My question is that what if $T_2$ has more constants than $T_1$ but $T_2$ is still a finite extension of $T_1$. Is it still possible to show the same result, i.e., if $T_1$ is decidable, then so is $T_2$?
No, it is not. Keep in mind that there are finitely axiomatizable undecidable theories; let $T$ be such a theory, let $S$ be any decidable theory in a disjoint language, and consider $T\cup S$ as a finite extension (in a larger langauge) of the decidable theory $S$.
Looking at the proof of Tarski's result clarifies the issue. Suppose $A$ is a finite extension of $B$ in the same language and $B$ is decidable. Let $\varphi$ be such that $B\cup\{\varphi\}$ is equivalent to $A$ (such a $\varphi$ exists since $A$ is a finite extension of $B$). Then for all $\theta$ we have $$A\vdash\theta\quad\iff\quad B\vdash(\varphi\rightarrow\theta).$$ Since $B$ is decidable and the map sending $\theta$ to $\varphi\rightarrow\theta$ is computable, $A$ is also decidable.
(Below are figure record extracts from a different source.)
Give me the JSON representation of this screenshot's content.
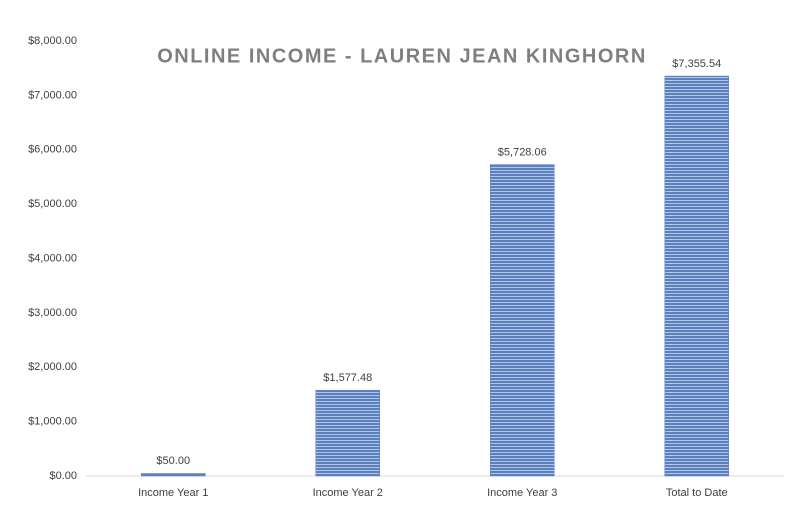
{
  "chart_data": {
    "type": "bar",
    "title": "ONLINE INCOME - LAUREN JEAN KINGHORN",
    "categories": [
      "Income Year 1",
      "Income Year 2",
      "Income Year 3",
      "Total to Date"
    ],
    "values": [
      50,
      1577.48,
      5728.06,
      7355.54
    ],
    "value_labels": [
      "$50.00",
      "$1,577.48",
      "$5,728.06",
      "$7,355.54"
    ],
    "color": "#5b80c2",
    "ylim": [
      0,
      8000
    ],
    "yticks": [
      {
        "value": 0,
        "label": "$0.00"
      },
      {
        "value": 1000,
        "label": "$1,000.00"
      },
      {
        "value": 2000,
        "label": "$2,000.00"
      },
      {
        "value": 3000,
        "label": "$3,000.00"
      },
      {
        "value": 4000,
        "label": "$4,000.00"
      },
      {
        "value": 5000,
        "label": "$5,000.00"
      },
      {
        "value": 6000,
        "label": "$6,000.00"
      },
      {
        "value": 7000,
        "label": "$7,000.00"
      },
      {
        "value": 8000,
        "label": "$8,000.00"
      }
    ],
    "grid": false
  }
}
The crucial point is that it makes sense to ask whether $B\vdash(\varphi\rightarrow\theta)$ in the first place. If we allow $A$ to have a bigger language, then $\varphi$ might not be a sentence in the language of $B$, and so the whole argument breaks down.
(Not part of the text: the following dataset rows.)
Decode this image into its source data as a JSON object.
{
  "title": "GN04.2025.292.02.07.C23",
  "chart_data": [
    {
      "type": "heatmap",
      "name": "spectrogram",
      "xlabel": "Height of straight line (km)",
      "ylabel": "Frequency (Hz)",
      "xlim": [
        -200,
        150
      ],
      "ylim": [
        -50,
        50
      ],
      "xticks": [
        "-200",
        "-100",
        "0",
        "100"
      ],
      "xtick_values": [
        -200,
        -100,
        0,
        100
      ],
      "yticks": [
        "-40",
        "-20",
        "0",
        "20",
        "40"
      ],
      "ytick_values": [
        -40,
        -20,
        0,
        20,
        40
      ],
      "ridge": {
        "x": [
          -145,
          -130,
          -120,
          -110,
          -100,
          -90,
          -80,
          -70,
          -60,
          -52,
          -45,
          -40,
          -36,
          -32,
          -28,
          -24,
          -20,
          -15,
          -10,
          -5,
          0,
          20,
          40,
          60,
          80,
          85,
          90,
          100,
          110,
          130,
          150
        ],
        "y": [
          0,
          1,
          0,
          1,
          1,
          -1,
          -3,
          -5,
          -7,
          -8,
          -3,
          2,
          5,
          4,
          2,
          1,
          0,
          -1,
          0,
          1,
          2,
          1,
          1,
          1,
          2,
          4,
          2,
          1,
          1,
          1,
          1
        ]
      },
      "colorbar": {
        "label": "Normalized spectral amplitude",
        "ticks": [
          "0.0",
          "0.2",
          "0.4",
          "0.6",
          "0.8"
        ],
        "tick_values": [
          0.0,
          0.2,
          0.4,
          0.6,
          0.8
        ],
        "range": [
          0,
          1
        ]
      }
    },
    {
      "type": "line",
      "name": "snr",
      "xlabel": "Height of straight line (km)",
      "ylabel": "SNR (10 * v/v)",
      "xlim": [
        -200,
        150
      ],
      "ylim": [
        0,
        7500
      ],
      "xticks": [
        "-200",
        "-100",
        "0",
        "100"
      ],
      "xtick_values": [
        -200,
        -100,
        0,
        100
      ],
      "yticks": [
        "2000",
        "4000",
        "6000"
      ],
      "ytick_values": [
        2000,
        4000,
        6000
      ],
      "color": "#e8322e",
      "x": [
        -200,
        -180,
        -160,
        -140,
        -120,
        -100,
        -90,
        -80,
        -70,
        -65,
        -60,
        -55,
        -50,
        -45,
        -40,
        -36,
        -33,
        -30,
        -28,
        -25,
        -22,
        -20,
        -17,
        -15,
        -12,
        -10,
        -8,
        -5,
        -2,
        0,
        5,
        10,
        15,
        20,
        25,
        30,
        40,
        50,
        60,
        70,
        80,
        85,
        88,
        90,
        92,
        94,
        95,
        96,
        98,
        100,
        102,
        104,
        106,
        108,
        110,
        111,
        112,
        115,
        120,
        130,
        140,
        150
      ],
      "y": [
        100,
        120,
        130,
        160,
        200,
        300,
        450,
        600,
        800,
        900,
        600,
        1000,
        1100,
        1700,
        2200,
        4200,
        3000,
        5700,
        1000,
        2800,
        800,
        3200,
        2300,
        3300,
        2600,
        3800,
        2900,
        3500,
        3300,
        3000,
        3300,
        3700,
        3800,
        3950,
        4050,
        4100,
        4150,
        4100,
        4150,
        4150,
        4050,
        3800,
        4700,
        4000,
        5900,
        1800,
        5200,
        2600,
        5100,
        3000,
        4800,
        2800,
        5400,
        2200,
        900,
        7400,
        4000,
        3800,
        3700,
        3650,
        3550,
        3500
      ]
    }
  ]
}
Now let me be a bit more precise (especially since the last couple sentences suggested that it sometimes doesn't make sense to ask whether $X\vdash\alpha$, which is bonkers!). When we talk about the decidability of a theory $T$, we are implicitly considering it within a given language. This matters a lot - for instance, as a theory in the empty language the empty theory is decidable, but as a theory in the language with a single binary relation symbol it isn't. So here's what we can say:
If $B$ is a decidable $L$-theory and $A$ is a finite extension of $B$ also in the language $L$, then $A$ is also decidable $L$-theory.
However, if $B$ is a decidable $L$ theory and $A$ is a finite extension of $B$ in some larger language $L'$ then $A$ might not be a decidable $L'$-theory since $B$ might not be a decidable $L'$-theory.